Lidstaten van de Europese Unie hebben in de eerste helft van 2024 voor het eerst meer elektriciteit opgewekt met wind- en zonne-energie dan met fossiele brandstoffen. Vooral Duitsland, Italië, Spanje, Frankrijk en België dragen bij aan de afname van het fossielebrandstofgebruik.
In de eerste helft van 2024 werd grofweg 30 procent van alle in de EU opgewekte elektriciteit met wind en zonne-energie gedaan, meldt energiedenktank Ember. In diezelfde periode daalde het aandeel van stroomopwekking met fossiele brandstoffen, waaronder die met aardgas en vooral steenkool, naar 27 procent. Nederland wekte na Duitsland de meeste extra stroom met wind op: 4,6TWh meer dan in de eerste helft van 2023, wat een stijging van 35 procent is. De overige elektriciteit werd voornamelijk opgewekt in kerncentrales en waterkrachtcentrales.

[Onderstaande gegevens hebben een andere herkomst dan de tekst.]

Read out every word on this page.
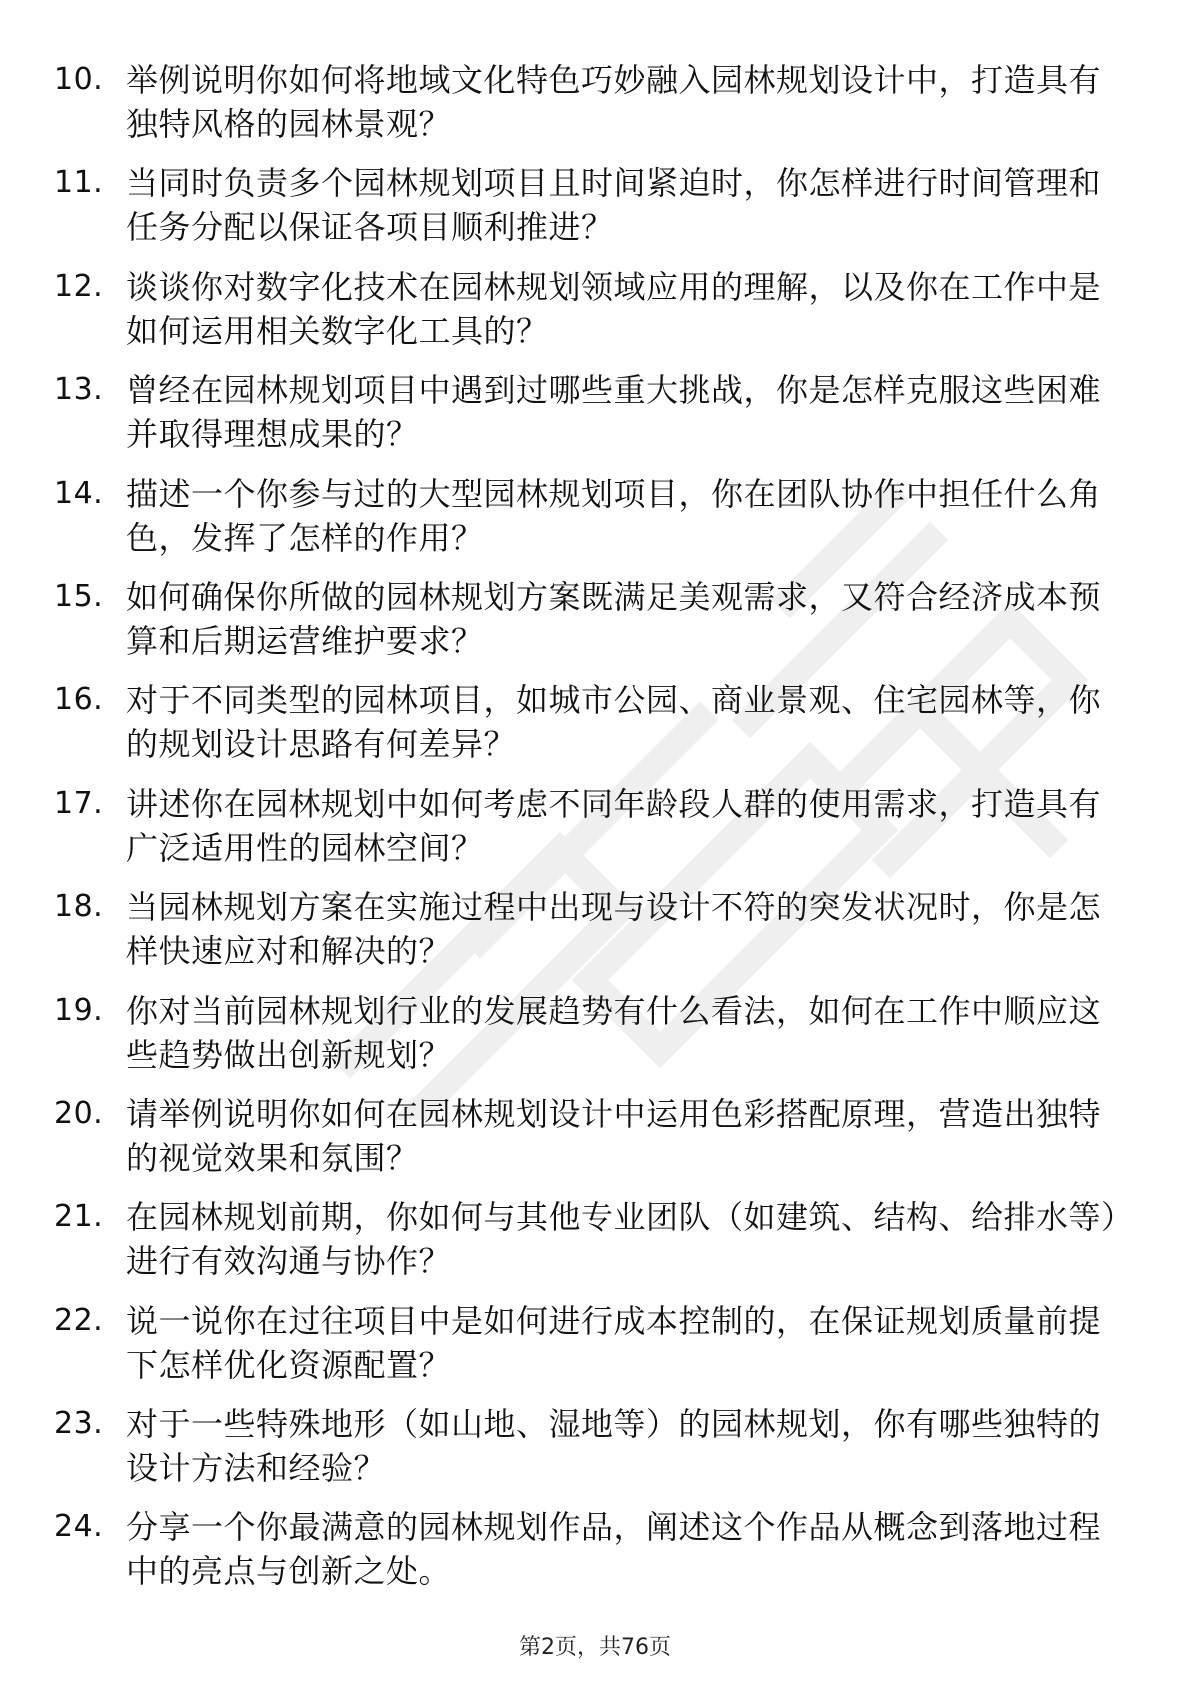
10. 举例说明你如何将地域文化特色巧妙融入园林规划设计中，打造具有独特风格的园林景观？
11. 当同时负责多个园林规划项目且时间紧迫时，你怎样进行时间管理和任务分配以保证各项目顺利推进？
12. 谈谈你对数字化技术在园林规划领域应用的理解，以及你在工作中是如何运用相关数字化工具的？
13. 曾经在园林规划项目中遇到过哪些重大挑战，你是怎样克服这些困难并取得理想成果的？
14. 描述一个你参与过的大型园林规划项目，你在团队协作中担任什么角色，发挥了怎样的作用？
15. 如何确保你所做的园林规划方案既满足美观需求，又符合经济成本预算和后期运营维护要求？
16. 对于不同类型的园林项目，如城市公园、商业景观、住宅园林等，你的规划设计思路有何差异？
17. 讲述你在园林规划中如何考虑不同年龄段人群的使用需求，打造具有广泛适用性的园林空间？
18. 当园林规划方案在实施过程中出现与设计不符的突发状况时，你是怎样快速应对和解决的？
19. 你对当前园林规划行业的发展趋势有什么看法，如何在工作中顺应这些趋势做出创新规划？
20. 请举例说明你如何在园林规划设计中运用色彩搭配原理，营造出独特的视觉效果和氛围？
21. 在园林规划前期，你如何与其他专业团队（如建筑、结构、给排水等）进行有效沟通与协作？
22. 说一说你在过往项目中是如何进行成本控制的，在保证规划质量前提下怎样优化资源配置？
23. 对于一些特殊地形（如山地、湿地等）的园林规划，你有哪些独特的设计方法和经验？
24. 分享一个你最满意的园林规划作品，阐述这个作品从概念到落地过程中的亮点与创新之处。
第2页，共76页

Onder meer Nederland, België en Duitsland, alsmede de EU als geheel, bereikten begin dit jaar de mijlpaal waarbij duurzame energieopwekking de opwekking met fossiele brandstoffen oversteeg. Onder meer Zweden, Spanje, Denemarken, Litouwen en Frankrijk bereikten die mijlpaal al eerder. Dankzij de focus op energietransitie zeggen de onderzoekers dat de CO₂-uitstoot van de energiesector bijna een derde lager was dan in dezelfde periode twee jaar eerder.